Os Estados Unidos realizaram esta semana um vasto exercício militar no Mar das Filipinas, em cooperação com aliados do Pacífico e da NATO, numa demonstração de força dirigida à China.

A operação, denominada Exercício Anual, contou com a participação de forças navais e aéreas dos EUA, Austrália, Canadá, França, Japão e Nova Zelândia, e teve como principal objetivo reforçar a dissuasão face às atividades regionais de Pequim.



Segundo informações divulgadas pela 7ª Frota dos EUA, o exercício — que envolveu cerca de 20 embarcações e 20 aeronaves — centrou-se em operações de guerra aérea e antissubmarino, comunicações marítimas e reabastecimento em alto-mar. As manobras incluíram os caças furtivos F-35B e F-35C, o contratorpedeiro ‘USS Shoup’, o cruzador ‘USS Robert Smalls’ e um submarino americano.
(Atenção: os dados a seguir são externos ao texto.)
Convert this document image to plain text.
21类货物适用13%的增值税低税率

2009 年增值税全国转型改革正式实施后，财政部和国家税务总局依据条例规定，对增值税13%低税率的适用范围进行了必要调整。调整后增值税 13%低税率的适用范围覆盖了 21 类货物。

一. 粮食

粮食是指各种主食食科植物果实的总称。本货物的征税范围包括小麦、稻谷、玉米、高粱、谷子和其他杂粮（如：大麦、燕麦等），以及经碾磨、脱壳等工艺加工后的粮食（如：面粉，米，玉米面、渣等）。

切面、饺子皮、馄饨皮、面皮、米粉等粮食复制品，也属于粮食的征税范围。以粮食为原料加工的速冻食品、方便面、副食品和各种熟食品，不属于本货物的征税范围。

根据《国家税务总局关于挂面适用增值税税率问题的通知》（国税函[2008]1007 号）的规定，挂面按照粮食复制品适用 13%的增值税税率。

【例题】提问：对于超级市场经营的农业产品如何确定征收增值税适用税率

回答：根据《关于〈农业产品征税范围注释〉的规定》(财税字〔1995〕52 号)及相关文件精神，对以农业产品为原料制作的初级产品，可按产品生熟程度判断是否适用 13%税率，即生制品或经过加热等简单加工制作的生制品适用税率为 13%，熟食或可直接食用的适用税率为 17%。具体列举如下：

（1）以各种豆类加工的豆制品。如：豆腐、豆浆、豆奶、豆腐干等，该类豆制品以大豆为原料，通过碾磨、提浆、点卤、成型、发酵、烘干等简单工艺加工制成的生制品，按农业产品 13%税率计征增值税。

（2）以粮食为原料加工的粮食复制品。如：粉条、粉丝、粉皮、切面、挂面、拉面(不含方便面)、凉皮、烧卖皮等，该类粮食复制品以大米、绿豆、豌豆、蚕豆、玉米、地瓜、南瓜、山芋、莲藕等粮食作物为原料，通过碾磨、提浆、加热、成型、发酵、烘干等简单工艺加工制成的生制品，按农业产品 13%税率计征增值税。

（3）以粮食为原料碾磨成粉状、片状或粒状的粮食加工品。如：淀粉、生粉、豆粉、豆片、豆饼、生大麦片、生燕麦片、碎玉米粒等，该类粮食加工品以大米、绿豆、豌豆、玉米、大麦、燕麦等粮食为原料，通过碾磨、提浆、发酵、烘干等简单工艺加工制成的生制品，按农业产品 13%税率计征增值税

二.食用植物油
Aliança reforçada contra a influência chinesa

De acordo com a Marinha dos EUA, o Exercício Anual teve como meta “refinar a interoperabilidade de combate” e fortalecer a prontidão das forças conjuntas, no contexto de uma estratégia comum que visa garantir um Indo-Pacífico livre e aberto. A Força de Autodefesa Marítima do Japão acrescentou que o país “mantém a prontidão e contribui para a paz e a estabilidade da região, em cooperação com marinhas aliadas e com ideias semelhantes”.

As manobras ocorrem num momento de crescente tensão no Pacífico Ocidental, onde a China tem aumentado a sua presença militar nas proximidades do Japão, Taiwan e Filipinas. Washington vê estes movimentos como tentativas de alterar o status quo regional, enquanto Pequim acusa os EUA e os seus aliados de promoverem uma “política de blocos” que ameaça a estabilidade.
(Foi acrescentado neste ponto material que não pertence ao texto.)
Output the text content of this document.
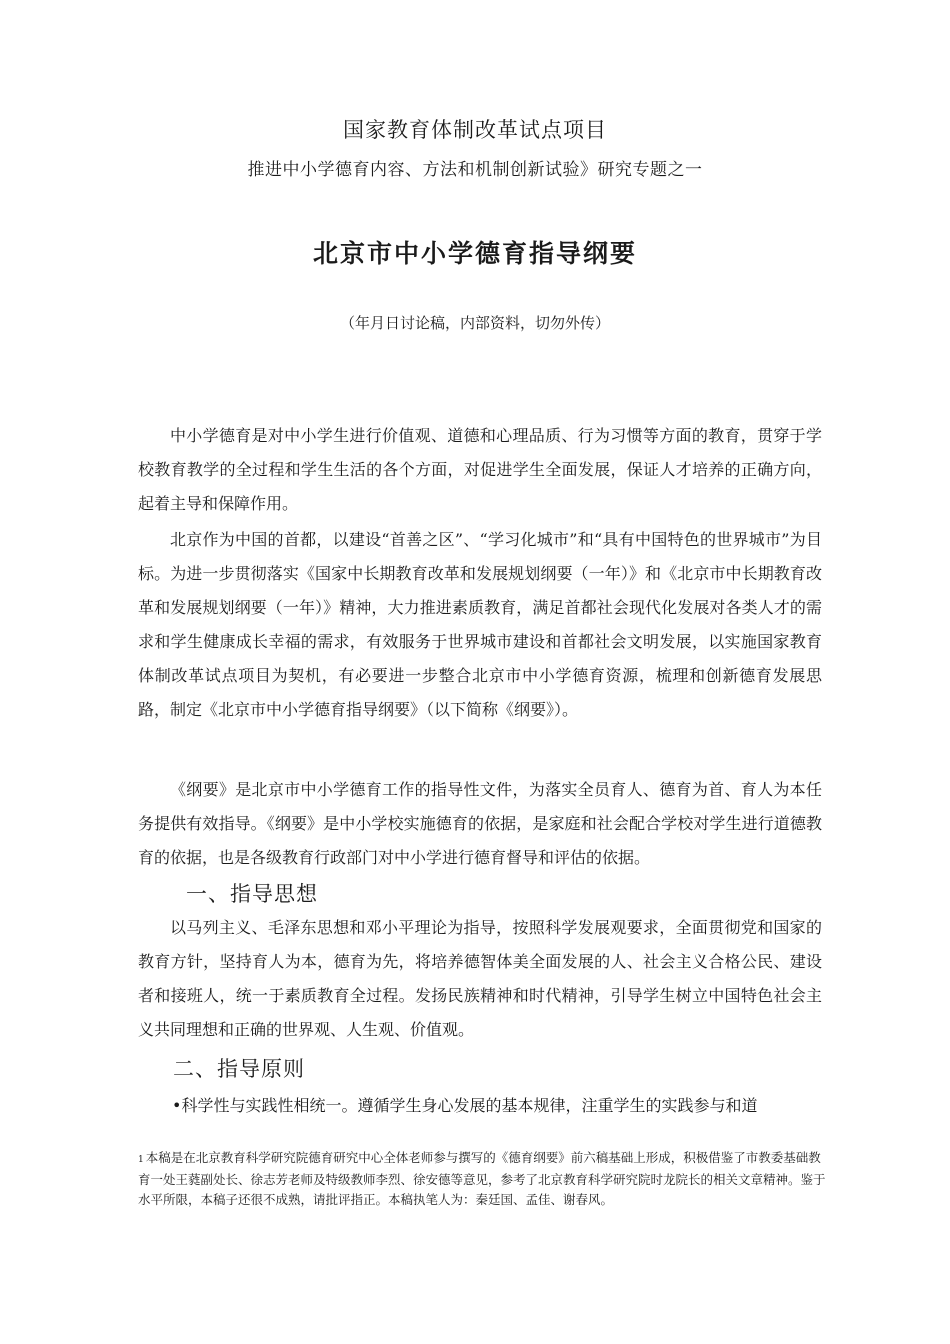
国家教育体制改革试点项目
推进中小学德育内容、方法和机制创新试验》研究专题之一
北京市中小学德育指导纲要
（年月日讨论稿，内部资料，切勿外传）

中小学德育是对中小学生进行价值观、道德和心理品质、行为习惯等方面的教育，贯穿于学校教育教学的全过程和学生生活的各个方面，对促进学生全面发展，保证人才培养的正确方向，起着主导和保障作用。

北京作为中国的首都，以建设“首善之区”、“学习化城市”和“具有中国特色的世界城市”为目标。为进一步贯彻落实《国家中长期教育改革和发展规划纲要（一年）》和《北京市中长期教育改革和发展规划纲要（一年）》精神，大力推进素质教育，满足首都社会现代化发展对各类人才的需求和学生健康成长幸福的需求，有效服务于世界城市建设和首都社会文明发展，以实施国家教育体制改革试点项目为契机，有必要进一步整合北京市中小学德育资源，梳理和创新德育发展思路，制定《北京市中小学德育指导纲要》（以下简称《纲要》）。

《纲要》是北京市中小学德育工作的指导性文件，为落实全员育人、德育为首、育人为本任务提供有效指导。《纲要》是中小学校实施德育的依据，是家庭和社会配合学校对学生进行道德教育的依据，也是各级教育行政部门对中小学进行德育督导和评估的依据。

一、指导思想

以马列主义、毛泽东思想和邓小平理论为指导，按照科学发展观要求，全面贯彻党和国家的教育方针，坚持育人为本，德育为先，将培养德智体美全面发展的人、社会主义合格公民、建设者和接班人，统一于素质教育全过程。发扬民族精神和时代精神，引导学生树立中国特色社会主义共同理想和正确的世界观、人生观、价值观。

二、指导原则
•科学性与实践性相统一。遵循学生身心发展的基本规律，注重学生的实践参与和道

1 本稿是在北京教育科学研究院德育研究中心全体老师参与撰写的《德育纲要》前六稿基础上形成，积极借鉴了市教委基础教育一处王蕤副处长、徐志芳老师及特级教师李烈、徐安德等意见，参考了北京教育科学研究院时龙院长的相关文章精神。鉴于水平所限，本稿子还很不成熟，请批评指正。本稿执笔人为：秦廷国、孟佳、谢春风。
Exercícios paralelos no Mar da China Oriental

Paralelamente, a Índia e o Japão — ambos membros do Diálogo de Segurança Quadrilateral (Quad), juntamente com os EUA e a Austrália — realizaram um exercício bilateral no Mar da China Oriental. A operação, apoiada pelas forças terrestres e aéreas japonesas, incluiu manobras antissubmarino e antiaéreas.
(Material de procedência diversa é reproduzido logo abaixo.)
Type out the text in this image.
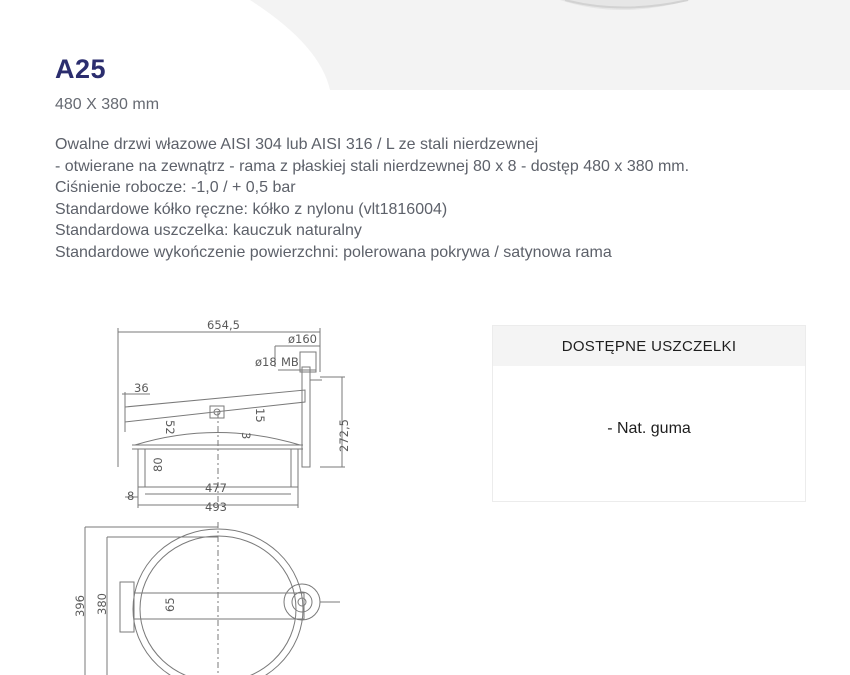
A25
480 X 380 mm
Owalne drzwi włazowe AISI 304 lub AISI 316 / L ze stali nierdzewnej
- otwierane na zewnątrz - rama z płaskiej stali nierdzewnej 80 x 8 - dostęp 480 x 380 mm.
Ciśnienie robocze: -1,0 / + 0,5 bar
Standardowe kółko ręczne: kółko z nylonu (vlt1816004)
Standardowa uszczelka: kauczuk naturalny
Standardowe wykończenie powierzchni: polerowana pokrywa / satynowa rama
DOSTĘPNE USZCZELKI
- Nat. guma
654,5
ø160
ø18 MB
36
52
15
3	272,5
80
477
8
493
396 380	65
A Força de Autodefesa Marítima do Japão destacou que este tipo de cooperação visa aprofundar a Parceria Estratégica e Global Especial entre Tóquio e Nova Deli, reforçando a segurança regional face a potenciais ameaças.

Os exercícios ocorrem enquanto a China continua a expandir o seu poderio militar e a reivindicar soberania sobre Taiwan, o Mar da China Meridional e as ilhas Senkaku, administradas pelo Japão. Em resposta, os EUA têm multiplicado as iniciativas conjuntas com parceiros regionais e membros da NATO para demonstrar capacidade de resposta e unidade estratégica.

Segundo a 7ª Frota, as manobras no Pacífico deverão continuar nos próximos meses, com o objetivo de “sinalizar a determinação coletiva em defender a estabilidade e a segurança regionais”.